LES CONSEILS DE L’EXPERT

Les antigènes vaccinaux peuvent donner une petite fièvre. C’est tout simplement signe que le corps se défend  contre l’envahisseur ! Fatigue, maux de tête et douleurs musculaires peuvent aussi être ressentis. Pas  d’inquiétude : l’organisme du nourrisson est tout à fait en mesure de recevoir ces vaccins sans péril pour le  système immunitaire. Comme nous l’avons déjà dit, c’est une manière de l’entrainer et donc de le faire devenir  plus performant, et non un danger pour son bon fonctionnement ! Votre médecin pourra vous prescrire du  paracétamol si besoin.

Certains vaccins peuvent être fait le même jour en deux points d'injection différents.
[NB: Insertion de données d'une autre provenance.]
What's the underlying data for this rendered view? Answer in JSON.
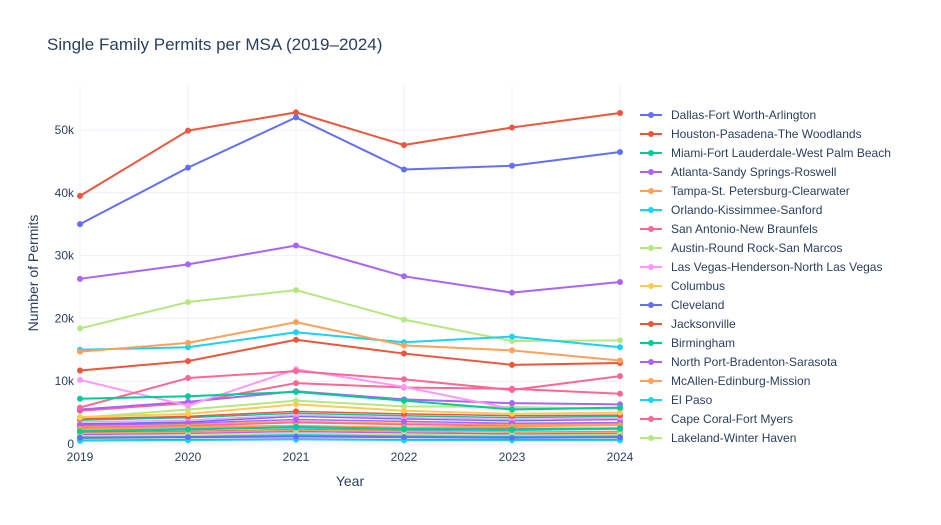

Il est d'ailleurs préférable de  les faire en même temps, selon les recommandations de votre médecin, car le système immunitaire apprend (ou  réapprend lors d’un rappel) tout en même temps. Il n'est pas recommandé de décaler les injections de quelques  jours car cela perturberait son apprentissage.

Les crèmes anesthésiantes ou patch sur la peau sont peu utiles car la douleur de l'injection est plus lié à la  réaction du vaccin dans le muscle que par la peau qui est traversée par des aiguilles micro-fines.